I wonder why were Bosnian territories more appealing to Austria, since they annexed them and by so acting they came closer to the Balkans and to Serbia. There must have been good reasons for expanding south taking risks.

''At the Congress of Berlin in 1878, the Austro-Hungarian Foreign Minister Gyula Andrássy obtained the occupation and administration of Bosnia and Herzegovina, and he also obtained the right to station garrisons in the Sanjak of Novi Pazar, which remained under Ottoman administration. The Sanjak preserved the separation of Serbia and Montenegro, and the Austro-Hungarian garrisons there would open the way for a dash to Salonika that "would bring the western half of the Balkans under permanent Austrian influence." "High [Austro-Hungarian] military authorities desired [an...] immediate major expedition with Salonika as its objective."


Austria sent an ultimatum with several points, some of which would have allowed the presence of Austrian troops in Serbia. It was not different to what NATO requested in 1999 to avoid a repetition of the Bosnian ethnic cleansing in Kosovo.

This reminds us that all empires think they can dictate and decide on other countries but they rarely resolve the problems they use as an excuse to invade.

Of course, the NATO ultimatum, as the Austrian one, supposed a limitation of Serbian national sovereignity, but that is the consequence of being a rogue state, as Serbia was, in 1999 and in 1914.

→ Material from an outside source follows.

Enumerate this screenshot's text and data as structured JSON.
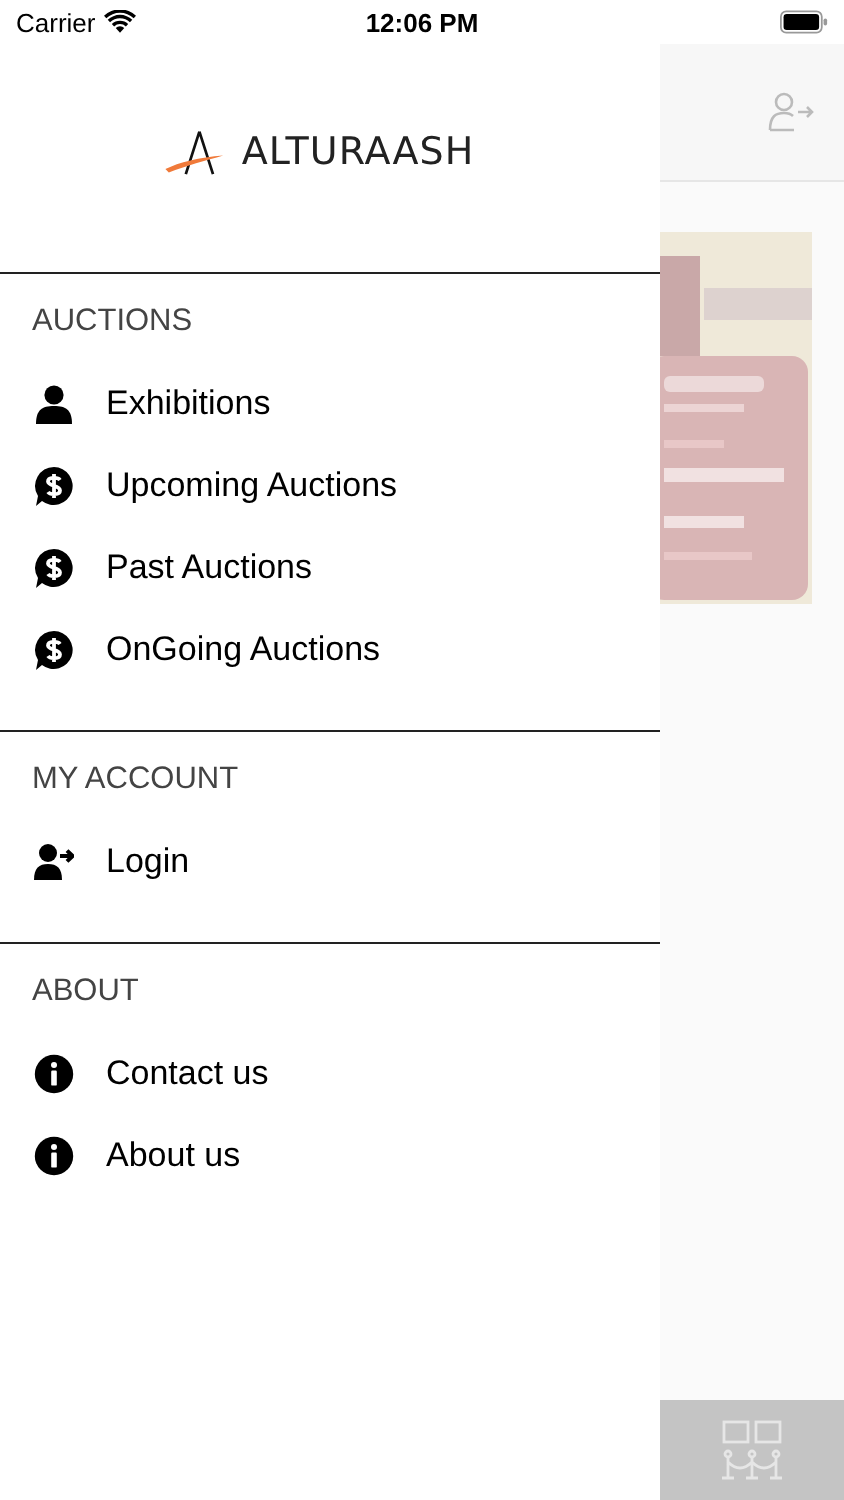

So you made me search the definition of a rogue state:

As early as July 1985, President Reagan had asserted that "we are not going to tolerate … attacks from outlaw states by the strangest collection of misfits, loony tunes, and squalid criminals since the advent of the Third Reich," but it fell to the Clinton administration to elaborate this concept. In the 1994 issue of Foreign Affairs, National Security Advisor Anthony Lake claimed "the reality of recalcitrant and outlaw states that not only choose to remain outside the family [of democratic nations] but also assault its basic values. Lake labeled five regimes as "rogue states": North Korea, Cuba, Iraq, Iran and Libya. In theory, at least, to be classified as a rogue, a state had to commit four transgressions: pursue weapons of mass destruction, support terrorism, severely abuse its own citizens, and stridently criticize the United States. While four of the listed rogue states met all these transgressions, Cuba, though still known for severely abusing its citizens and its strident criticism of the United States, no longer met all the transgressions required for a rogue state and was put on the list solely because of the political influence of the American Cuban community and specifically that of the Cuban American National Foundation. Syria and Pakistan, two nations which were hardly regarded by the United States as paragons of rectitude, avoided being added to the list because the United States hoped that Damascus could play a constructive role in the Arab-Israeli peace process, and because Washington had long maintained close relations with Islamabad—a vestige of the Cold War''


Is there a similar definition of failed empires? Because I think at that point we had on one hand the Balkans that were full of countries that were new and with inexperienced adminitrations and on the other empires so old that were very close to their ends, even if they prefered to ignore the signs. In the July crisis I personally would expect more from Austria not only because they were the stronger but mainly because they should be the wiser and more experienced. Sadly they decided for war and we all know how it ended.